Was ist Hypnose?

Eine Hypnose oder hypnotische Trance wird vom Hypnotiseur beim Klienten oder Hypnotisanten durch die Induktion erzeugt.

Wow! So eine Menge Fremdworte. Das klingt echt kompliziert!

Ist es aber nicht. Im folgenden kläre ich die wichtigsten Begriffe:

Hypnotiseur: Ist derjenige, der sich auskennt. In diesem Fall ich. Der Hypnotiseur führt den Klienten mithilfe von Worten oder auch Gesten und verschiedenen Techniken in diesen besonderen Bewusstseinszustand völliger Entspannung bei gleichzeitiger Konzentration.

Hypnotisant: Das ist die Person, die in Hypnose geführt wird.
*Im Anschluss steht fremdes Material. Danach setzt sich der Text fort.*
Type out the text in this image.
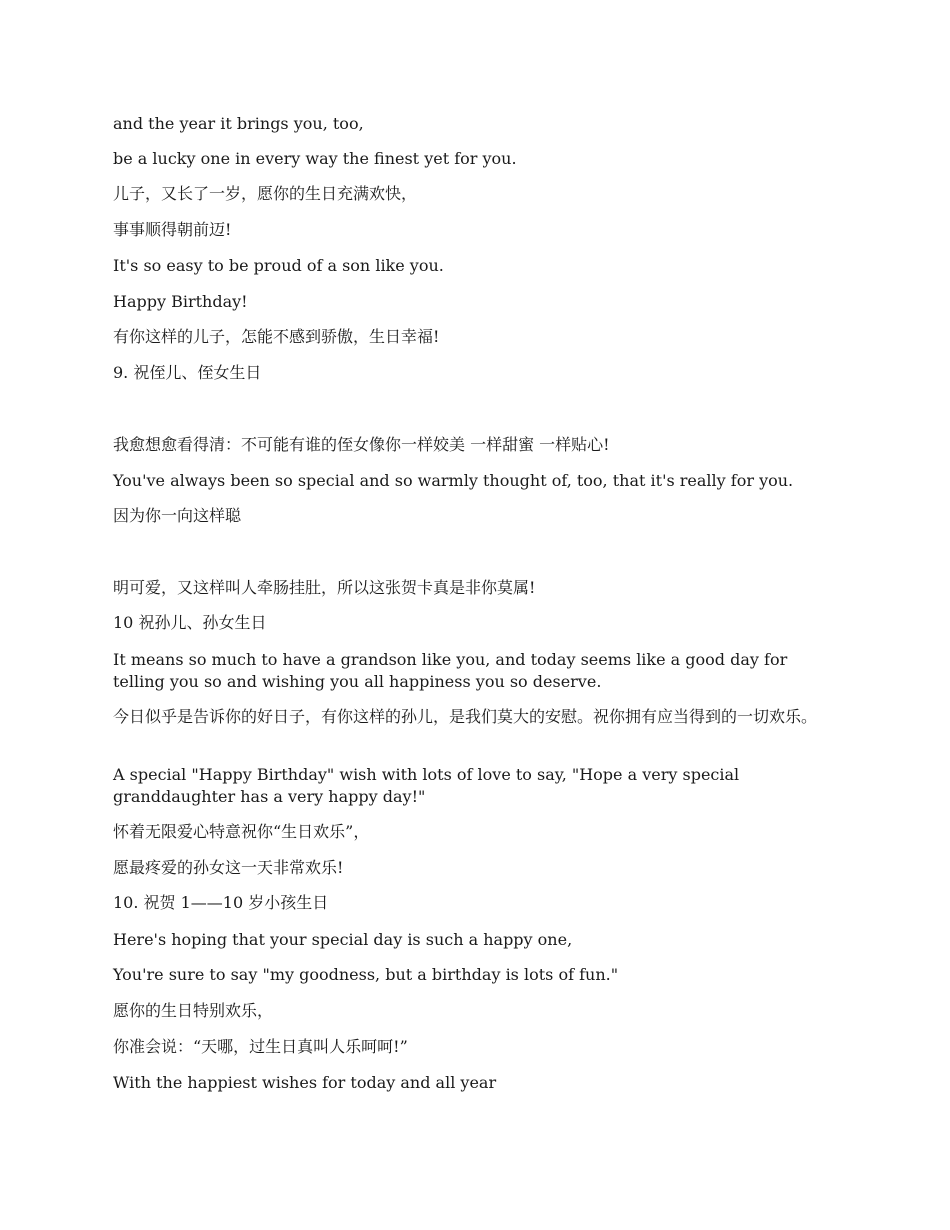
and the year it brings you, too,

be a lucky one in every way the finest yet for you.

儿子，又长了一岁，愿你的生日充满欢快，

事事顺得朝前迈!

It's so easy to be proud of a son like you.

Happy Birthday!

有你这样的儿子，怎能不感到骄傲，生日幸福!

9. 祝侄儿、侄女生日

我愈想愈看得清：不可能有谁的侄女像你一样姣美 一样甜蜜 一样贴心!

You've always been so special and so warmly thought of, too, that it's really for you.

因为你一向这样聪

明可爱，又这样叫人牵肠挂肚，所以这张贺卡真是非你莫属!

10 祝孙儿、孙女生日

It means so much to have a grandson like you, and today seems like a good day for telling you so and wishing you all happiness you so deserve.

今日似乎是告诉你的好日子，有你这样的孙儿，是我们莫大的安慰。祝你拥有应当得到的一切欢乐。

A special "Happy Birthday" wish with lots of love to say, "Hope a very special granddaughter has a very happy day!"

怀着无限爱心特意祝你“生日欢乐”，

愿最疼爱的孙女这一天非常欢乐!

10. 祝贺 1——10 岁小孩生日

Here's hoping that your special day is such a happy one,

You're sure to say "my goodness, but a birthday is lots of fun."

愿你的生日特别欢乐，

你准会说：“天哪，过生日真叫人乐呵呵!”

With the happiest wishes for today and all year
Im Fall der Selbsthypnose sind Hypnotiseur und Hypnotisant die gleiche Person, denn er führt sich ja selbst in Trance.

So kommen wir auch gleich zum nächsten Begriff:

Selbsthypnose: Mit etwas Übung gelingt es, sich selbst innerhalb weniger Sekunden in einen sehr tiefe hypnotische Trance zu versetzen um z.B. zu entspannen oder andere Dinge zu üben.

Um die Selbsthypnose regelmäßig anzuwenden, kann ein sogenannter Anker verwendet werden:
Der Hypnotisant erhält im entspannten Zustand der Trance einen Anker in Form eines Schlüsselworts, einer Berührung oder Bewegung, die in Zukunft dafür sorgt, daß er beim auslösen dieses Signals innerhalb von Sekunden in genau diesen Zustand gelangen kann.
Mit fortschreitender Praxis gelingt die Selbsthypnose immer schneller und der Anwender gelangt immer tiefer in den entspannten Zustand, der für selbst formulierte Suggestionen verwendet werden kann oder auch ganz einfach für eine kurze Entspannungsübung.
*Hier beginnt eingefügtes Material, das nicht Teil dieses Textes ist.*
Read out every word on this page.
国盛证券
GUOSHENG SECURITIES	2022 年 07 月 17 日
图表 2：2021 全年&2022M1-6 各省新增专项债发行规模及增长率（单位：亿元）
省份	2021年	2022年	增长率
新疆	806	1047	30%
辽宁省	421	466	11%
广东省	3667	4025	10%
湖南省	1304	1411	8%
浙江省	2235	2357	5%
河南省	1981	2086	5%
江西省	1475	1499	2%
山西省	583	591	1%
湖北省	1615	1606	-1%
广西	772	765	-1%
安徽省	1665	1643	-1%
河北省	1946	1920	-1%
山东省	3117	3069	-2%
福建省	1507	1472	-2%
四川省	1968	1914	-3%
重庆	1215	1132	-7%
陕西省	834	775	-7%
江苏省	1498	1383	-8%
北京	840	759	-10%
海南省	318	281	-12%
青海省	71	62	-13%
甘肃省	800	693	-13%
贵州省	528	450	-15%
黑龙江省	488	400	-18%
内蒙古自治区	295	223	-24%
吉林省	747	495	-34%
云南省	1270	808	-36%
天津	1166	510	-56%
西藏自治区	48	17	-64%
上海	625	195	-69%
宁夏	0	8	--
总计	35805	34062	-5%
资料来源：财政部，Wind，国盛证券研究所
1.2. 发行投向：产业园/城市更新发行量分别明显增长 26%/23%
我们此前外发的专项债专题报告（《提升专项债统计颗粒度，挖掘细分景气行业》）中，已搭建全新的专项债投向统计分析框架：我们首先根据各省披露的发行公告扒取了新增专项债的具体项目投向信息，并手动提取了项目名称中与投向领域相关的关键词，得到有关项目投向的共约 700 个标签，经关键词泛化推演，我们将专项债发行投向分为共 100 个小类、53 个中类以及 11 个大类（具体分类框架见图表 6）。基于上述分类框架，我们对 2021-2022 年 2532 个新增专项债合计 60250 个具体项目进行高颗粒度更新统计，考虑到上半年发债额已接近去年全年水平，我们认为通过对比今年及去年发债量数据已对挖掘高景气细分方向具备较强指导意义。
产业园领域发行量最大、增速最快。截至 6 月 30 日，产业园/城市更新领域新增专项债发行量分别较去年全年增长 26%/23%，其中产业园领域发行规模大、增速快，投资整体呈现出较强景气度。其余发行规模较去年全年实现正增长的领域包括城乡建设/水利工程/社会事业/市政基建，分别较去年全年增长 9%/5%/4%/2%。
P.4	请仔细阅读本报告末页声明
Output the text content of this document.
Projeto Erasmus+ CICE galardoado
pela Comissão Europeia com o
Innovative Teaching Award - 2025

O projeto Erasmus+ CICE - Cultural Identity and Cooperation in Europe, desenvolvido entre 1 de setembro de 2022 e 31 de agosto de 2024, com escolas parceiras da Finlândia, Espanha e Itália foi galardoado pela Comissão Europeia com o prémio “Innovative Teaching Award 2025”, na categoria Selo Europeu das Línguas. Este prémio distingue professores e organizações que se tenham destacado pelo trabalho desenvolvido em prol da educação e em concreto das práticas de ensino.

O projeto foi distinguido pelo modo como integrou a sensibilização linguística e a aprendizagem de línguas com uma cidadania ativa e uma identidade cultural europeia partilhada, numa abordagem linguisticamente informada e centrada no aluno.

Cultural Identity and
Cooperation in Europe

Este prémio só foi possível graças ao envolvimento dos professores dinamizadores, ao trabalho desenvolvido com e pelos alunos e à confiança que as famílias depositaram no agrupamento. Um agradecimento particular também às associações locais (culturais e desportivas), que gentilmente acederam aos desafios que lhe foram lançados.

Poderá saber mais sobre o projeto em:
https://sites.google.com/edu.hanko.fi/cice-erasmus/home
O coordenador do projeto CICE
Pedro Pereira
Und was ist jetzt Hypnose?

Kennst Du das:
Du fährst mit dem Auto auf der Autobahn und nach einer Weile bemerkst Du, das Du gar nicht mehr weist, was in den letzten zehn Minuten passiert ist?
Oder Du liest ein interessantes Buch, bist voll in die Geschichte vertieft und plötzlich betritt jemand den Raum, den Du vorher nicht mal kommen hörtest, weil alles andere um Dich herum ausgeblendet war?

Solche oder ähnliche Erlebnisse hatte jeder schon mal. Diesen Zustand kann man schon als leichte Trance bezeichnen.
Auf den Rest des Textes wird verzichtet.